电动垂直起降飞行器(eVTOL)正逐步从科幻愿景走向现实。Joby Aviation、Archer Aviation 和 Beta Technologies 等公司投入数十亿美元研发多旋翼电动飞行器,已在纽约曼哈顿至甘迺迪机场等航线进行示范飞行。洛杉矶世纪城的 Park Elm 豪华公寓更率先设置垂直起降场,承诺住户未来可搭乘空中计程车往返马里布与洛杉矶各地。美国联邦航空管理局(FAA)预计最快于2027至2028年颁发认证,并已于2025年启动eVTOL整合试点计划,在全美八个地点进行安全与噪音测试。
然而,eVTOL 的大规模商用面临重重挑战。现有直升机停机坪多为私人所有、难以进入且不完全符合 FAA 设计规范,新建停机坪则受制于消防法规、分区许可等繁琐程序。旧金山国际机场的研究指出,其停机坪距航站楼过远,且空中交通干扰使得新增降落点困难重重。历史上纽约、旧金山和洛杉矶的城市直升机通勤服务均因坠机事故、高昂成本和噪音问题而停运,1977年泛美大厦顶楼的直升机致命事故更终结了纽约的屋顶直升机服务。
噪音、环境影响和运量不足是 eVTOL 面临的另一组核心问题。虽然电动飞行器比传统直升机安静,但 NASA 测试发现城市居民对其陌生的多旋翼嗡鸣声反感程度更高,且 FAA 调查显示在50分贝水平下已有近五分之一居民感到严重困扰。四座小型飞行器在运量上远不及公共巴士或火车,Blade 去年在纽约及南欧仅运送约十万人次,仅为宾州车站每日客流量的六分之一。业界人士认为,eVTOL 或可在农村地区和医疗物流领域率先找到市场定位,待技术成熟后再逐步扩展至城市客运。
Electric vertical take-off and landing aircraft (eVTOLs) are edging closer to commercial reality as companies like Joby Aviation, Archer Aviation, and Beta Technologies pour billions into developing quiet, multi-rotor electric vehicles. Joby has already conducted demonstration flights between Manhattan and JFK Airport, while Los Angeles's luxury Park Elm towers are installing a vertiport for future resident use. The FAA's eVTOL Integration Pilot Program, launched in March 2025, is testing advanced air mobility vehicles at eight US locations, and certification could arrive as early as 2027 or 2028. Developers and investors are moving ahead by securing landing sites at airports, stadiums, and luxury properties across the country.

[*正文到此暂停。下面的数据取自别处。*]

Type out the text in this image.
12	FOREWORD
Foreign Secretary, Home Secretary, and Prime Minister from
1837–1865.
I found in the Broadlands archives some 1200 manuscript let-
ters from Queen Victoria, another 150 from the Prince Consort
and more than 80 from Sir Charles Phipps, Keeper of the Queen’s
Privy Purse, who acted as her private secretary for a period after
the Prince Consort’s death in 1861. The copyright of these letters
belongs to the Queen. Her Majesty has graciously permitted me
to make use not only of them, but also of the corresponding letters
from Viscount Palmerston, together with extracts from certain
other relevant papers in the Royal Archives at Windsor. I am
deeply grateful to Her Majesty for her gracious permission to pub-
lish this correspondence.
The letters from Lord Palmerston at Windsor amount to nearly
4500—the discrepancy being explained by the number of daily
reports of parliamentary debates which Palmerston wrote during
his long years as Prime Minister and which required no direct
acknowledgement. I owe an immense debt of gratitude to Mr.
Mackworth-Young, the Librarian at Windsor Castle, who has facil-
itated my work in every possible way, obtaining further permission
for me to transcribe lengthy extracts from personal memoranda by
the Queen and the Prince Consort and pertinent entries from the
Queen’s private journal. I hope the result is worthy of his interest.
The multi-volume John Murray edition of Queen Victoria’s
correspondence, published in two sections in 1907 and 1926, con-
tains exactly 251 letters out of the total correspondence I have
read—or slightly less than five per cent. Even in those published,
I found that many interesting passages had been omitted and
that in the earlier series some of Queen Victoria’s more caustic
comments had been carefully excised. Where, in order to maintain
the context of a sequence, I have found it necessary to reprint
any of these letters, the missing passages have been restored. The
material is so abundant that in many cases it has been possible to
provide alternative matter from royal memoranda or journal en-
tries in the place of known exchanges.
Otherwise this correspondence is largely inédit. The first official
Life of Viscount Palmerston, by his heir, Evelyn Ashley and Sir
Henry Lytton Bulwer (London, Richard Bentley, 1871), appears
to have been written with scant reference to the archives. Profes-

Significant obstacles stand between today's prototypes and widespread urban air mobility. Existing helipads are largely privately owned, often non-compliant with FAA guidelines, and difficult to convert, while constructing new vertiports involves navigating complex fire codes, zoning laws, and permitting processes. San Francisco International Airport concluded that its helipads are too distant from terminals and that the costs and operational challenges of eVTOL service do not yet justify the investment. The troubled history of urban helicopter commuting—marked by fatal accidents like the 1977 Pan-Am Building disaster in New York, chronic noise complaints, and unsustainable economics—serves as a cautionary precedent for the nascent industry.
Beyond infrastructure, eVTOLs face challenges related to noise, limited passenger capacity, and airspace management. Although quieter than helicopters, their unfamiliar multi-rotor sound profiles have proven more annoying to urban residents in NASA trials, and FAA surveys show significant community irritation at the 50-decibel levels at which eVTOLs typically operate. With only four seats per vehicle, flying taxis cannot rival mass transit in moving large numbers of people affordably. Industry leaders see initial opportunities in rural connectivity, cargo logistics, and emergency medical transport rather than dense urban commuting, with companies like Beta Technologies and Landings targeting underserved communities and small airports as early adoption markets before scaling to broader passenger service.